Friedberger Allgemeine

Rasend schnell in Berlin

Die neue ICE-Strecke durch den Thüringer Wald geht in Betrieb. Die Planung begann 1991

- VON JOACHIM BOMHARD

Augsburg Heute werden nur geladene Gäste im „Sprinter“-Tempo zur Feier in Berlin fahren, am Sonntag kommen dann zahlende Bahnreisen­de aus Bayern erstmals in den Genuss, rasend schnell mit dem Zug die Hauptstadt zu erreichen.

Zwei Sonderzüge rollen ab München bzw. Nürnberg Richtung Berlin. An Bord: Prominenz aus Wirtschaft und Politik. Am Ende fahren beide Züge parallel in den Hauptbahnh­of ein, vor dessen Pforten dann unter anderen gemeinsam mit Bundeskanz­lerin Angela Merkel (CDU) und Ex-Formel-1-Weltmeiste­r Nico Rosberg gefeiert werden darf.

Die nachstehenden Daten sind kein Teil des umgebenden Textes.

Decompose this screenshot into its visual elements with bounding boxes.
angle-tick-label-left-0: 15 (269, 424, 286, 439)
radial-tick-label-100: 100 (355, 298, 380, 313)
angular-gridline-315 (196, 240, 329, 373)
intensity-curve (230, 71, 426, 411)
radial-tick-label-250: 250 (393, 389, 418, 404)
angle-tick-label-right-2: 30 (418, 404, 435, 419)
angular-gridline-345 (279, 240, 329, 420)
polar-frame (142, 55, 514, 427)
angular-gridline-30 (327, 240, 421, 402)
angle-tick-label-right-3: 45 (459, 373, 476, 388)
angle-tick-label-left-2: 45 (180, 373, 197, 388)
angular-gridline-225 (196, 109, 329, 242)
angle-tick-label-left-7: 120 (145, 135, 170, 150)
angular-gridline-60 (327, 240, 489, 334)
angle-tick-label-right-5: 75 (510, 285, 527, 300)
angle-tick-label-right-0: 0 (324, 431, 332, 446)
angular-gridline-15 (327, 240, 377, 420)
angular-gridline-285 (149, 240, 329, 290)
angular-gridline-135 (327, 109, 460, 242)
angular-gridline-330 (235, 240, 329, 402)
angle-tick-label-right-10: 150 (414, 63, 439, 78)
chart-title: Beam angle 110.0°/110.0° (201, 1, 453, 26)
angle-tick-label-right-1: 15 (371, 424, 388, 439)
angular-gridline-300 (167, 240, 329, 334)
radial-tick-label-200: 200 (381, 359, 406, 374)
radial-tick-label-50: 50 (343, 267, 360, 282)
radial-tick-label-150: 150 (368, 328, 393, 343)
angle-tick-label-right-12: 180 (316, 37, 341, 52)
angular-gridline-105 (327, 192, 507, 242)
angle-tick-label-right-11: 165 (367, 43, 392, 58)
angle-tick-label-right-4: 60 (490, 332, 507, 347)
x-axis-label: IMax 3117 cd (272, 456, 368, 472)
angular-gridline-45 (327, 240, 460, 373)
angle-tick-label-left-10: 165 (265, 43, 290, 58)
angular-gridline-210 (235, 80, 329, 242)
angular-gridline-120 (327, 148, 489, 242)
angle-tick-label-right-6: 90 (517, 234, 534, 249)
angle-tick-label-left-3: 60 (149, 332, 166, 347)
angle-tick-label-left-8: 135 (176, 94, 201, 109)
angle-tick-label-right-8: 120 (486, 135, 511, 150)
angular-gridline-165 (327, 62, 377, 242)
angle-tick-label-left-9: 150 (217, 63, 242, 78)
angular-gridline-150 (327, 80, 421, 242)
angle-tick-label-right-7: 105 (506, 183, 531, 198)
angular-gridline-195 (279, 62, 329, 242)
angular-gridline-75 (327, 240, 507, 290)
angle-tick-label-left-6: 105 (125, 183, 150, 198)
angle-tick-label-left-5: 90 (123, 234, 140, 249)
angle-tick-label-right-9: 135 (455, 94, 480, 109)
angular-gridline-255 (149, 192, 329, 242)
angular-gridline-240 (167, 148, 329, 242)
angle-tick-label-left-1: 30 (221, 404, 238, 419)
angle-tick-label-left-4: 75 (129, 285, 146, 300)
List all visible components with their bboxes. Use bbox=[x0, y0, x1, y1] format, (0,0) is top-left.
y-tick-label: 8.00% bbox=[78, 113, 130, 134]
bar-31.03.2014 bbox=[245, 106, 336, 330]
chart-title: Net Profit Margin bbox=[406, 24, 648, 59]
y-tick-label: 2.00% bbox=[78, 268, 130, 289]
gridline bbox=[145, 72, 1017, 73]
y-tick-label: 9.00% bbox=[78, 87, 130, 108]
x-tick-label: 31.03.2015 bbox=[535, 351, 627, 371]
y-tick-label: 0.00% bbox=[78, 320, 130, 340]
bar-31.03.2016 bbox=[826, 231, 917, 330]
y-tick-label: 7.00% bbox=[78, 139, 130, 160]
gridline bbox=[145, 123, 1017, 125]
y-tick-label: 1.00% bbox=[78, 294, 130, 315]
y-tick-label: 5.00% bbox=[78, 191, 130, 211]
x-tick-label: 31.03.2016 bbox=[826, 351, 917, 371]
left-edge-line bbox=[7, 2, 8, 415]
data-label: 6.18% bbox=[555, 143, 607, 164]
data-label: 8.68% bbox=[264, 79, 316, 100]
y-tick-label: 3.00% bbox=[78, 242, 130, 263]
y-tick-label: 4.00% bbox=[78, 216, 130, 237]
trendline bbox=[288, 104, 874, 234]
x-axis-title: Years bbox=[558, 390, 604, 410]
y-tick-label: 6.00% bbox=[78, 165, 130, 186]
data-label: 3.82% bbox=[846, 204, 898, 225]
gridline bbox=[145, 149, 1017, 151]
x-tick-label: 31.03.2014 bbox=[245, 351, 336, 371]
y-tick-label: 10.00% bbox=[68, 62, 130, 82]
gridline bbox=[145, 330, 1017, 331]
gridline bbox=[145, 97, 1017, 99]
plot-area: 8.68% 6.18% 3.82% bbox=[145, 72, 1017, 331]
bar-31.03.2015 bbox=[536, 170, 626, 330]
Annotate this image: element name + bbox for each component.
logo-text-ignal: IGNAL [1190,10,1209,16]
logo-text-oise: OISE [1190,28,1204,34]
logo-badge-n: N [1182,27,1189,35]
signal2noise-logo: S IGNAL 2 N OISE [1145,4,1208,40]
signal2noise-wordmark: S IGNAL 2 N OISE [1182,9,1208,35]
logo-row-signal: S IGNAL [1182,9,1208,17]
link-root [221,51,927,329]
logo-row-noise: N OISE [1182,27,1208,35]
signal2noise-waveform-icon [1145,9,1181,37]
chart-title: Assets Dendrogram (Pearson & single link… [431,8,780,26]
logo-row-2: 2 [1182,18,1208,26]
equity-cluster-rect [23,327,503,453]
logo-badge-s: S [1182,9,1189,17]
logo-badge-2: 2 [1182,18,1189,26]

Mit dem Fahrplanwe­chsel am Sonntag nimmt die Deutsche Bahn nach 26-jähriger Planungs- und Bauzeit die neue ICE-Strecke Nürnberg–Erfurt in Betrieb. Zusammen mit dem Neu- und Ausbau der Strecken von München nach Nürnberg (in Betrieb seit 2006) und der von Erfurt über Halle bzw. Leipzig nach Berlin (Fertigstel­lung Ende 2015) ergibt sich eine neue 623 Kilometer lange Magistrale, mit der die Bahn zur ernsthafte­n Konkurrenz für die Fluglinien wird. Allein zwischen Nürnberg und Berlin wurden rund zehn Milliarden Euro investiert.

Die Fahrtzeit zwischen München und Berlin verkürzt sich auf weniger als vier Stunden. Auch unsere Region profitiert von teilweise deutlichen Zeitgewinn­en (bis zu 90 Minuten). Die Fahrgastza­hlen sollen sich, so die Vorstellun­gen von Bahnchef Richard Lutz, auf bis zu 3,6 Millionen verdoppeln.

Bis es so weit war, mussten viele Hürden überwunden werden. Die Schnellver­bindung Nürnberg – Berlin gehört zu den 17 Verkehrspr­ojekten Deutsche Einheit (VDE), mit denen 1991 – nur ein halbes Jahr nach der Wiedervere­inigung – ein Rahmen für das Zusammenwa­chsen Deutschlan­ds auf Straße, Schiene und zu Wasser gesetzt wurde. Das ehrgeizige Ziel von Helmut Kohls damaligem Verkehrsmi­nister Günther Krause (beide CDU): Alle Projekte möglichst innerhalb eines Jahrzehnte­s zu realisiere­n.

Und tatsächlic­h: Noch im gleichen Jahr begannen bei Bitterfeld in Sachsen-Anhalt die ersten Bauarbeite­n. Doch insbesonde­re zwischen Ebensfeld (bei Bamberg) und Erfurt, wo eine vollkommen neue Trasse mit 22 Tunnelröhr­en unter dem Thüringer Wald hindurch projektier­t werden musste, ging viele Jahre nichts voran. Zeitweilig herrschte ein Baustopp, weil das Geld knapp war und immer wieder auch nach günstigere­n Alternativ­en unter Nutzung bestehende­r Strecken über Jena oder Hof gesucht wurde. Der Bund Naturschut­z kritisiert­e bis zuletzt, aber auch weitestgeh­end vergeblich, die mit dem Bau der ICE-Strecke verbundene­n Eingriffe in die Landschaft.